![]() |
![]() |
Perhaps Descartes is to blame.
As Representative John Porter (R-Ill.) heard last month at a hearing on Capitol Hill titled "Healing and the Mind," it was Rene Descartes, sometimes deemed the father of modern medicine, who more than 300 years ago put forth the notion that mind and body are distinct entities. To get permission to use cadavers for dissection, Descartes had to promise the Pope that he wouldn’t have anything to do with "the soul, the mind, or the emotions - those aspects of human experience heavily under the church’s jurisdiction - but would stick strictly to the physical," said panelist Candace Pert, Ph.D., a research professor in the department of physiology and biophysics at the Georgetown University School of Medicine in Washington, D.C.
Descartes got his cadavers, but this agreement "set the tone and influence for the future of Western science over the next two centuries, dividing the human experience into two distinct and separate spheres that could never overlap, creating the lopsided mainstream medicine we know today, enshrined by the National Institutes of Health (NIH)," she told Porter, who chairs the House Appropriations Subcommittee on Labor, Health and Human Services, and Education.
Panelist Steven Hyman, M.D., director of the National Institute of Mental Health, defended NIMH’s record of receptivity to a panoply of conceptual approaches.
While Descartes "made an error saying mind and body are separate," said Hyman, it is dangerous to minimize the significance of genes and environment and the value of psychotropic drugs.
"I think all of human disease is a complex and inextricable dance of genes, environment, and experience," Hyman continued. It makes no sense to "throw the baby out with the bathwater or say it’s just one or just the other."
He expressed alarm about the danger that recasting the role of mind as paramount in illness might reinforce stigma against mental illness. "You know we in psychiatry have fought a battle against stigma, a battle based on the idea that mind is so powerful that it causes everything and can control everything," he asserted. If society minimizes the role of genetics and biology, there is the danger that "we’re going to end up once again telling people that they are responsible for their illnesses," said Hyman. This could result in society "restigmatizing and traumatizing unfairly a very large population," he concluded.
Psychiatrist James Gordon, M.D., directs the Center for Mind-Body Medicine in Washington, D.C. He has long practiced and promoted the integration of alternative approaches into mainstream medicine, he told the panel. Gordon was the first chair of the advisory council for the NIH Office of Alternative Medicine (OAM), which investigates unconventional therapies. OAM and other NIH components are investigating the herb St. John’s Wort for depression. The office was instrumental in NIH’s endorsement of acupuncture for easing pain and nausea, which occurred the same day as the hearing.

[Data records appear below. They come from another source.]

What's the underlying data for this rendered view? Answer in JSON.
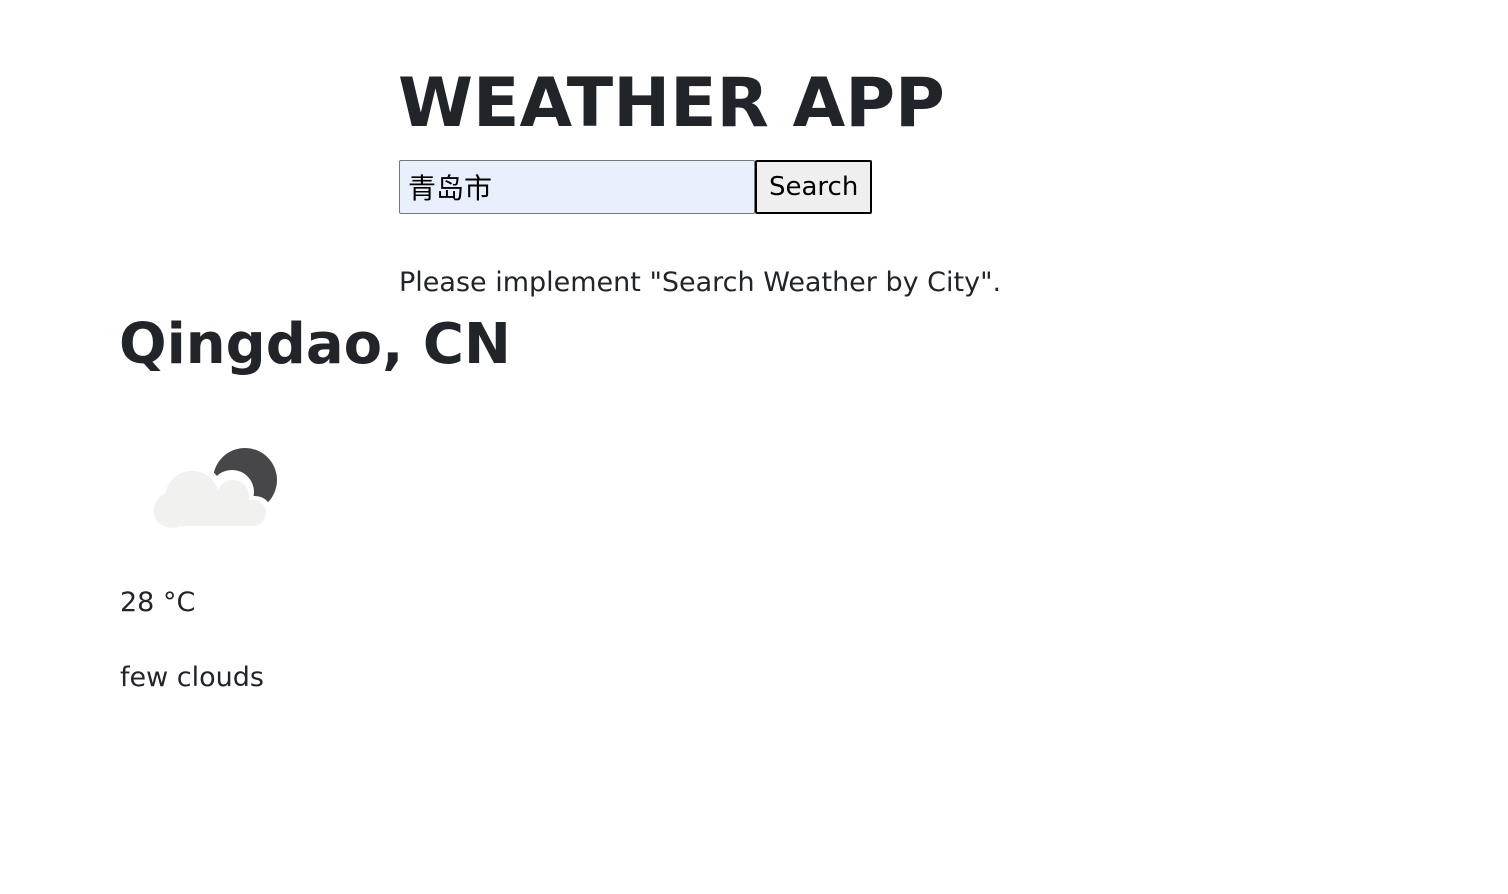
{
  "app": {
    "title": "WEATHER APP"
  },
  "search": {
    "value": "青岛市",
    "button_label": "Search"
  },
  "notice": "Please implement \"Search Weather by City\".",
  "weather": {
    "city": "Qingdao, CN",
    "icon": "few-clouds-night-icon",
    "temperature": "28 °C",
    "description": "few clouds"
  },
  "colors": {
    "text": "#212529",
    "input_background": "#e8f0fe",
    "button_background": "#efefef",
    "cloud": "#f1f1f0",
    "moon": "#47474a"
  }
}
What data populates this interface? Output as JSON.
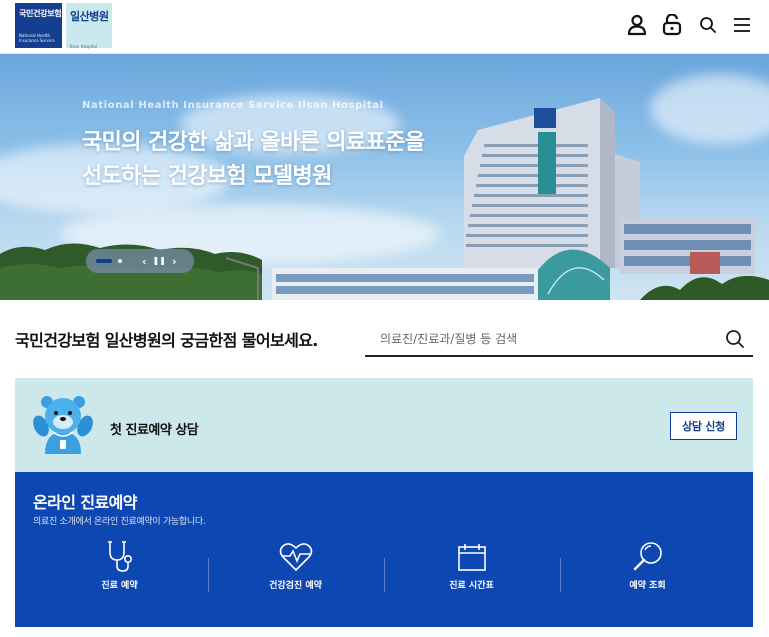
{
  "header": {
    "logo_primary_text": "국민건강보험",
    "logo_primary_sub": "National Health Insurance Service",
    "logo_secondary_text": "일산병원",
    "logo_secondary_sub": "Ilsan Hospital",
    "icons": [
      "user-icon",
      "lock-icon",
      "search-icon",
      "menu-icon"
    ]
  },
  "hero": {
    "subtitle": "National Health Insurance Service Ilsan Hospital",
    "title_line1": "국민의 건강한 삶과 올바른 의료표준을",
    "title_line2": "선도하는 건강보험 모델병원",
    "controls": {
      "prev": "‹",
      "pause": "❚❚",
      "next": "›"
    },
    "building_sign": "일산병원"
  },
  "search": {
    "title": "국민건강보험 일산병원의 궁금한점 물어보세요.",
    "placeholder": "의료진/진료과/질병 등 검색"
  },
  "consult": {
    "label": "첫 진료예약 상담",
    "button": "상담 신청"
  },
  "reservation": {
    "title": "온라인 진료예약",
    "description": "의료진 소개에서 온라인 진료예약이 가능합니다.",
    "items": [
      {
        "label": "진료 예약",
        "icon": "stethoscope-icon"
      },
      {
        "label": "건강검진 예약",
        "icon": "heart-pulse-icon"
      },
      {
        "label": "진료 시간표",
        "icon": "calendar-icon"
      },
      {
        "label": "예약 조회",
        "icon": "magnifier-icon"
      }
    ]
  },
  "colors": {
    "brand_navy": "#143e8f",
    "brand_blue": "#0d47b1",
    "mint": "#cde8eb"
  }
}
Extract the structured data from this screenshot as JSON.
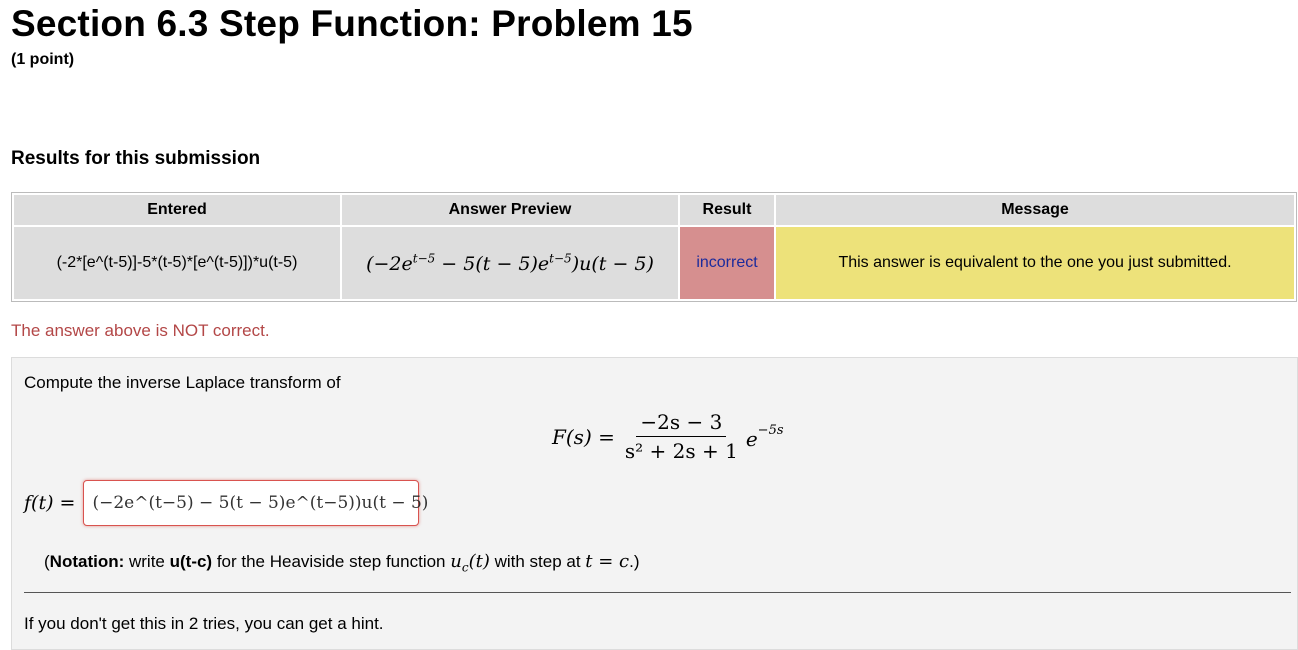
{
  "page": {
    "title": "Section 6.3 Step Function: Problem 15",
    "points": "(1 point)"
  },
  "results": {
    "heading": "Results for this submission",
    "columns": [
      "Entered",
      "Answer Preview",
      "Result",
      "Message"
    ],
    "row": {
      "entered": "(-2*[e^(t-5)]-5*(t-5)*[e^(t-5)])*u(t-5)",
      "preview": "(−2e^(t−5) − 5(t − 5)e^(t−5))u(t − 5)",
      "result": "incorrect",
      "message": "This answer is equivalent to the one you just submitted."
    },
    "colors": {
      "header_bg": "#dddddd",
      "incorrect_bg": "#d68f8f",
      "message_bg": "#ede27a"
    }
  },
  "status_message": "The answer above is NOT correct.",
  "problem": {
    "intro": "Compute the inverse Laplace transform of",
    "equation": {
      "lhs": "F(s) =",
      "numerator": "−2s − 3",
      "denominator": "s² + 2s + 1",
      "exp_base": "e",
      "exp_power": "−5s"
    },
    "answer_label": "f(t) =",
    "answer_value": "(−2e^(t−5) − 5(t − 5)e^(t−5))u(t − 5)",
    "notation": {
      "prefix": "(",
      "bold1": "Notation:",
      "text1": " write ",
      "bold2": "u(t-c)",
      "text2": " for the Heaviside step function ",
      "math1": "u",
      "math1_sub": "c",
      "math1_rest": "(t)",
      "text3": " with step at ",
      "math2": "t = c",
      "suffix": ".)"
    },
    "hint": "If you don't get this in 2 tries, you can get a hint."
  }
}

How society defines health and illness determines how they will be treated, observed Gordon. In the 1840’s there was a psychiatric diagnosis called "drapetomania - an official psychiatric diagnosis - which turned out to be the unconditional desire of slaves to run away from their masters," Gordon said. "Our diagnosis is conditioned by the science of the times, by the sociology of the times, by the temper of the times."
Gordon became interested in alternative and complementary medicine after repeatedly observing the serious side effects of psychiatric drugs, he said.
"I was distressed by the use of psychotropic drugs. I saw the host of side effects that they produce. I was very interested in working psychologically and socially in creating healing therapy. . .but I also had to ask myself [whether there is] some way we can work with people biologically that will do less harm and will be more effective."
Although Gordon still practices psychotherapy with people who have serious psychiatric disorders, 90 percent of his practice now involves people with chronic disorders, he said. He now no longer distinguishes between conventional and alternative medicine, said Gordon.
If alternative or complementary approaches are not given credence by the rest of medicine, how do society and third-party payers determine what treatment should or should not be accepted and paid for, asked subcommittee chair Porter. "How do we determine what comes in and what doesn’t come in?"
Most research "gets in through the marketplace of ideas" after passing peer review, said Hyman. While review panels consist of people who have certain cultural biases, they operate in good faith, he said.
There are extreme historical examples of scientific bias, such as Galileo’s struggle with the church to acknowledge the reality of what his telescope revealed. "I suspect that on most of our review panels the prejudice is not quite so thick, but I am not going to deny that there are problems in the marketplace," Hyman conceded. The solution, however, is to subject research proposals to rigorous peer review, "making sure - and this is a job of institute directors - that there isn’t tendentious prejudice that gets in the way of any novelty or anything ground-breaking."
Despite the system’s imperfections, "I suspect that for any treatment, if someone were to propose a credible, double-blind trial and to show initial evidence that efficacy was likely, that treatment, whatever it defined itself as, would have a very good chance of getting NIH funding," Hyman asserted.